Last night a customer had an emergency in selected machines on a large cluster of quite uniform database servers. Some of the servers were slowing down in a very puzzling way over a short time span (a couple of hours). Queries were taking multiple seconds to execute instead of being practically instantaneous. But nothing seemed to have changed. No increase in traffic, no code changes, nothing. Some of the servers got sick and then well again; others that seemed to be identical were still sick; others hadn’t shown any symptoms yet. The servers were in master-master pairs, and the reads were being served entirely from the passive machine in the pair. The servers that were having trouble were the active ones, those accepting writes.
The customer had graphs of system metrics (++customer), and the symptoms we observed were that Open_tables went sharply up, the buffer pool got more dirty pages, InnoDB started creating more pages, and the percentage of dirty pages in the buffer pool went up. In addition, samples of SHOW INNODB STATUS showed a long pending flush list (hundreds), and usually one pending pwrite.

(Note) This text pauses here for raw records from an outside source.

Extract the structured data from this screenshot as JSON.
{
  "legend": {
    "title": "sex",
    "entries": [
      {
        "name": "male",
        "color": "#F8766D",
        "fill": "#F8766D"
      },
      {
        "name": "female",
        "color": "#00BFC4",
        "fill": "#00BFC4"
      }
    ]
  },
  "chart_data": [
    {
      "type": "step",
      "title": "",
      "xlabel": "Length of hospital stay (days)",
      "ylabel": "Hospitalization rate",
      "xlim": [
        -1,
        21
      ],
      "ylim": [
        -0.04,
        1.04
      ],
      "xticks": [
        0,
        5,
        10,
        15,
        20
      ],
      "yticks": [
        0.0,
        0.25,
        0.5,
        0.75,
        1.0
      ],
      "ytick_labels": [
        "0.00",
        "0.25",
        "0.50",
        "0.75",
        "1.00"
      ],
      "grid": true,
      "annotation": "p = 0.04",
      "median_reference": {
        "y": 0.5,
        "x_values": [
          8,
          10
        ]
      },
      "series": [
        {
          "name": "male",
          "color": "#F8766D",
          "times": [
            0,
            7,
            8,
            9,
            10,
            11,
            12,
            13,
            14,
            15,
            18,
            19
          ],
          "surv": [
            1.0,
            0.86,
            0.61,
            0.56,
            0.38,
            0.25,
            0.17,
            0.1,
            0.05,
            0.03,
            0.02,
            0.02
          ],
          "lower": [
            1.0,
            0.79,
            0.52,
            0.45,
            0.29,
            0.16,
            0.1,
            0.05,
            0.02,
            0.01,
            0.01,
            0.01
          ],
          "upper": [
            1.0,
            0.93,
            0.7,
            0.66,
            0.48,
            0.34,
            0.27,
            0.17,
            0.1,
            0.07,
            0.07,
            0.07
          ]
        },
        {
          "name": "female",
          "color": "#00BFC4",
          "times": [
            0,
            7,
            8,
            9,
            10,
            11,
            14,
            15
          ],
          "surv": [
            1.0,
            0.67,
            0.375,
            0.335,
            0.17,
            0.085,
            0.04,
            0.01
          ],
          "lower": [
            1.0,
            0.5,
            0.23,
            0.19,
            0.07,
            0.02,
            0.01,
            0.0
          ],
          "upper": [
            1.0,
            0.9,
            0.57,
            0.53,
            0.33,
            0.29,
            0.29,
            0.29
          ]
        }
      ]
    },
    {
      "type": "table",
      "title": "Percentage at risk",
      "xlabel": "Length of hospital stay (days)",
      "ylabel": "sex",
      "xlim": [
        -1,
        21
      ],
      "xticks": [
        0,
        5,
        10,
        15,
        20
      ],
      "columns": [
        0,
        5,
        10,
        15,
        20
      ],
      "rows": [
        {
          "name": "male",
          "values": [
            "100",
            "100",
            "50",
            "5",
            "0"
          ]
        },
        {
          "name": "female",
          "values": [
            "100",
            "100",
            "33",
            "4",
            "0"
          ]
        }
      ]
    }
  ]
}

After talking through things for a bit, I mentally eliminated a number of possibilities. For example, there was no shared storage; servers were on different network segments and in different racks; and so on. I had two remaining possibilities.
- The data had changed subtly, pushing it over some threshold. I’ve seen this before — for example, a query cache bottleneck, or an insert buffer bottleneck, or any of a variety of other things.
- Rather than looking for differences between the servers, it might be fruitful to look at what was uniform about them.
The next step would be to measure precisely what was happening, but before even doing that, I wanted to chase down a small hunch that would only take a minute. I asked the customer whether the servers were all the same. Were they in the same shipment from the manufacturer? Did they have hard drives from a single manufacturing batch? It turned out that the servers were all part of a single shipment, and not only that, but they had been rebooted simultaneously pretty recently. I asked the customer to check the RAID controller quickly on one of the failing machines.
The result: the battery-backed cache was in write-through mode instead of write-back mode, and the battery was at 33% and charging. We quickly checked a few other sick machines. Same thing — write-through, battery charging. And the battery backup unit was set to run through auto-learn cycles periodically, which is generally the factory default (these are Dells, with PERC / LSI MegaRAID controllers.)
I opened my quick-reference text file and found the command we needed to disable auto-learn, (++text files and saving links to reference material), sent that over the Skype chat, and the customer tried that. We weren’t sure the auto-learn could be stopped in the middle, but it worked. They hung up and hurried to push this out with Puppet before it hit hundreds of other machines.
I have heard stories before of uniform hardware causing a cluster of problems, such as a bad batch of hard drives all failing close together, but this is the first time that I remember being involved in such a case myself. It was kind of fun that I didn’t actually have to get all measurement-y and scientific about the problem after all.